Getir bi’ girişimcilik dersi

Ömer EKİNCİ
Ömer EKİNCİ Dönüşüm Rotası omer.ekinci@desnet.com.tr

Getir kurucusu Nazım Salur bir paylaşım yaptı. “Bugün üzücü bir gün Getir için. İngiltere, Almanya, Hollanda ve ABD›den maalesef çekiliyoruz. Emeği geçenlere sonsuz teşekkürler.” Durup bir düşündüm.

Alışılmadık bir paylaşım. Genellikle şirketlerin açılışlarını, büyümelerini, yeni ülkelere açılmalarını duyarız. Oysa küçülmeler, işten çıkarmalar, bazı ülkelerden çekilmeler haber olmaz, sessiz sedasız gerçekleşir. Nazım bey çok iyi bir örnek.

Hep genç girişimcilikten bahseder dururuz yıllardır. Oysa dünyada da girişimcilik literatürü 45-50 yaş civarı ve üstü girişimci olup çok büyük başarılara imza atan insanlarla dolu. Nazım bey de bu literatüre Türkiye katkısı oldu. Bence profesyonel hayatta 15-20 yıl çalışmış insanların mutlaka bir gün girişimci olma (eğer içlerinde varsa tabii) planları olmalı. Çünkü o uzun ve birikimle dolu yılların getirdiği tecrübe en iyi girişimcilikle taçlanır. Bu tip girişimciliğe “Başkasının parasıyla öğrenmek” de diyebiliriz. Nazım beyin paylaşımından bazı dersler çıkardım.

Aşağıda madde madde arz edeyim. Ama öncesinde şunu belirteyim. Getir gerçekten de çok enteresan bir hikaye. Pandemi olmasaydı getir hikayesi nasıl gelişirdi, bilemiyoruz. Ama pandemi ile çok büyüdüğü bir gerçek. Şimdi de pandemi sonrası alışkanlıkların normalleşmesini görüyor olabiliriz.

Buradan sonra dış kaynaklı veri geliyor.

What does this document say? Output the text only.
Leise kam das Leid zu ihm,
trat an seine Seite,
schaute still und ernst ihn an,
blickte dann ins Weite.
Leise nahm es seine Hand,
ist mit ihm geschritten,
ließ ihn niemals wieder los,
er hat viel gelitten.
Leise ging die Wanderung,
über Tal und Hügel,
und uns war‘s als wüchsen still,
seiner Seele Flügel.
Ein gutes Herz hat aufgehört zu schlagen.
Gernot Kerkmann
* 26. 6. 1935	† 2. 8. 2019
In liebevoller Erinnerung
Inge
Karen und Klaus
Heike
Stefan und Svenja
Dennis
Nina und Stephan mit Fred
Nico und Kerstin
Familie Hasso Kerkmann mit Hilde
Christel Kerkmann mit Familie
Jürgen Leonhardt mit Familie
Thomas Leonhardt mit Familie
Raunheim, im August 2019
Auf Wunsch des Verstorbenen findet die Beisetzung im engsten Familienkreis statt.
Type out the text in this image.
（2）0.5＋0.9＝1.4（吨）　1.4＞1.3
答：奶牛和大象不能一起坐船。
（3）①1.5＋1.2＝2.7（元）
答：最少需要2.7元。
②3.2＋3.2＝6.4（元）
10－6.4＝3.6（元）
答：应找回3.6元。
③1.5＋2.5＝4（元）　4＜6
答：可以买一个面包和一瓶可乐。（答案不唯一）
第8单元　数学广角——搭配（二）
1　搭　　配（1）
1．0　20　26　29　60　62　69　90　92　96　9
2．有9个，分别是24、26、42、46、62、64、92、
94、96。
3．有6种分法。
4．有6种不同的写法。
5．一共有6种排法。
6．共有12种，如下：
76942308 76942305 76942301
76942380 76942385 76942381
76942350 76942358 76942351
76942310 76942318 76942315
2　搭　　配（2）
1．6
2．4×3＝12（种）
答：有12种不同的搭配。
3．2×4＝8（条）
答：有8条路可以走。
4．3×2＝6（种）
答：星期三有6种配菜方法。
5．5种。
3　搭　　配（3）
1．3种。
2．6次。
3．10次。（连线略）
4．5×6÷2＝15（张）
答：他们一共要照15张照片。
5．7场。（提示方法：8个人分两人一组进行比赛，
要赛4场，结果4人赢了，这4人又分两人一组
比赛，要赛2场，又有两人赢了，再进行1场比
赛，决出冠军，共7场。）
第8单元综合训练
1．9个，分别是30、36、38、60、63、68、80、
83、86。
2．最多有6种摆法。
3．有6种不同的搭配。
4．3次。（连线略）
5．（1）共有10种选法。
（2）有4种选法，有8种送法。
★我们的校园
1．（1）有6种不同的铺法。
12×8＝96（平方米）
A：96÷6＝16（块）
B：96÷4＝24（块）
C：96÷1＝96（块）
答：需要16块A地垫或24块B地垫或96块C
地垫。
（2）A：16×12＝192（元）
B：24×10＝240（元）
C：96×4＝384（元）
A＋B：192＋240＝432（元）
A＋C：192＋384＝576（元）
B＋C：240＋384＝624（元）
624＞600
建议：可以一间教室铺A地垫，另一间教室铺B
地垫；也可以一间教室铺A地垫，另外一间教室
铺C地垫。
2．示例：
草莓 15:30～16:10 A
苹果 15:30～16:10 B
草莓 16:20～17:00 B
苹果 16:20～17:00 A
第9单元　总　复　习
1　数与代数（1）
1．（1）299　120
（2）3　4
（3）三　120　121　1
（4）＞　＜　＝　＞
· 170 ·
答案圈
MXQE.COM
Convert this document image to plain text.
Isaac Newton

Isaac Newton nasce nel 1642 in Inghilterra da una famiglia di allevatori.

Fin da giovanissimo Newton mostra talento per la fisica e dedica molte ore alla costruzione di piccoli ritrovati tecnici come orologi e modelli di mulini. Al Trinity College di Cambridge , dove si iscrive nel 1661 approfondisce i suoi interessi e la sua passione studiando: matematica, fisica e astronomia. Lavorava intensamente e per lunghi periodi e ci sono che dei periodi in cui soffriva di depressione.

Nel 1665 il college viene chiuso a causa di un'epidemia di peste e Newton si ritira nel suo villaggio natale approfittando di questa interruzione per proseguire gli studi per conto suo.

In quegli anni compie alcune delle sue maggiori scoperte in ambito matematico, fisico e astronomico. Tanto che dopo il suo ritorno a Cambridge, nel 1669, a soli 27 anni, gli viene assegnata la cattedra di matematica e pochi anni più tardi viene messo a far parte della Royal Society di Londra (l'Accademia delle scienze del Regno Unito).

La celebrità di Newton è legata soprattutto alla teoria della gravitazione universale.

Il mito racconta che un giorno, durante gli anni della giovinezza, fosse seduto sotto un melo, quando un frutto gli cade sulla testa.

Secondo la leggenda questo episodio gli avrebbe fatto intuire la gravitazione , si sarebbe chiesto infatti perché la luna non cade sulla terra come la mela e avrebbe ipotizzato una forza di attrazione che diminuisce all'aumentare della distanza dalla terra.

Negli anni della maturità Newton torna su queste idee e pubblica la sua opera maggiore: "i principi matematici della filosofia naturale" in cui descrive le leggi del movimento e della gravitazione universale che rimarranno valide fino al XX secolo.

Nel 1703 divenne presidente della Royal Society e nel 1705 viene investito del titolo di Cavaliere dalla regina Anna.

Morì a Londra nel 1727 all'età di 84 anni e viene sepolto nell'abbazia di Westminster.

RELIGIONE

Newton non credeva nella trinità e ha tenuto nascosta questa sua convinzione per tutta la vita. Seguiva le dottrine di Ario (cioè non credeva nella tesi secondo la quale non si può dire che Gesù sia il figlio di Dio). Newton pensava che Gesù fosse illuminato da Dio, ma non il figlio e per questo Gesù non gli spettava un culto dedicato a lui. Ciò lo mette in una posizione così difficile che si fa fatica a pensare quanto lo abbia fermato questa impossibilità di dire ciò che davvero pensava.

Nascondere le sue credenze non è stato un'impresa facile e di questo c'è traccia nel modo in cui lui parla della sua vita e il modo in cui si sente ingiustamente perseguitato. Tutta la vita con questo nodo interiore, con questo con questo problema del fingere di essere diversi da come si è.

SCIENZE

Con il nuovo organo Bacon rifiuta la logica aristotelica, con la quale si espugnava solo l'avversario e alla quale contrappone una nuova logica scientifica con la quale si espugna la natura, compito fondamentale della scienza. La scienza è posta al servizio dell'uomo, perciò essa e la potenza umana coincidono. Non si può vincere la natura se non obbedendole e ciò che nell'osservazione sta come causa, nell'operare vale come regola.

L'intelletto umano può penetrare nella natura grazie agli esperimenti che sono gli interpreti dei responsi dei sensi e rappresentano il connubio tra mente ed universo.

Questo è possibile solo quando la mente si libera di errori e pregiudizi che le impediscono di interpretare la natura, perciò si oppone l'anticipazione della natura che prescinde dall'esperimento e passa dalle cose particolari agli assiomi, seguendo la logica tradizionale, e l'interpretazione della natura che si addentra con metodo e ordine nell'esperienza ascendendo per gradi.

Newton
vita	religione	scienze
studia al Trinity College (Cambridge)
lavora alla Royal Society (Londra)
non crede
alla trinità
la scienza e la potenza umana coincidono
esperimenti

Gelelim çıkardığım derslere

Başarı kadar başarısızlığa da açık ve hazır olmak gerekiyor. Yarının neler getireceği bilinmez.

Başarısızlığı üstlenmek, kabullenmek ve doğru bir iletişimle duyurmak, dedikoduların ve dezenformasyonun önüne geçer. Patronun bir başarısızlığı özgüvenle açıklaması hem yatırımcılarda, hem müşterilerde hem de çalışanlarda şirkete dair güveni arttırır. Şirketler her zaman doğru kararları veremeyebilir. Ama doğru iletişimi her zaman yapmalıdır.

Bugün başarısızlık dediğimiz şey karar verdiğimiz gün itibariyle doğru bir karar olabilir, o ülkelerde geçen sürede doğru işler yapıp belli bir kazanç sağladıktan sonra doğru zamanda çıkış yapmak da başarıdır ama bu başarı, devam etseydiniz neler olacağını bilemeyeceğiniz için ölçülemez. Başarı kadar başarısızlık da normaldir, doğaldır. Başarısızlığı öcü gibi, korkulacak bir şey gibi görmek esas kalıcı başarısızlık sayılabilir. Başarısızlık korkusuyla denemekten kaçmak ise gerçek başarısızlığın temel faktörlerindendir. Nazım Salur birkaç cümlelik bir tweet ile zihnimde bu ışıkları yaktı. Kendisine teşekkürler.

Şirketleri insanlar yönetir. Dolayısıyla çoğu zaman şirketlerimiz de bizler gibi tepkiler veriyor. İnsanlar da örneğin, evlendiklerinde davulla zurnayla dünyaya duyururken boşandıklarını sosyal medya hesaplarında birlikte fotoğraflarının silinmesinden anlarsınız. Oysa yaşanmış, yaşanmıştır. Onlar silinmez. Çok büyük bir olumsuzluk olmadıkça geçmişi olduğu gibi, saygın bir biçimde bitirip oradan edinilen güzel hatıraları koruyup temiz bir sayfa açmak en güzeli.

Aksi takdirde tam kapanmamış yaralar hayat boyu ızdırap olabiliyor hem şirketler, hem insanlar için. Bazen bir film izlersiniz, bir kitap okursunuz, finali sönük gelir. Ya da finali muğlaktır, yarım kalmışlık hissi gelir oturur içinize. İşte o hikayenin yarım kalmışlığını önlemenin en güzel yolu güzel bir bitiş. Bu tweet ile Nazım bey o ülkelerden elde ettiği deneyimleri alıp, emeği geçenlerin de gönlünü alıp o defterleri kapatmış. Nazım beye teşekkür ediyorum bu değerli tecrübe için.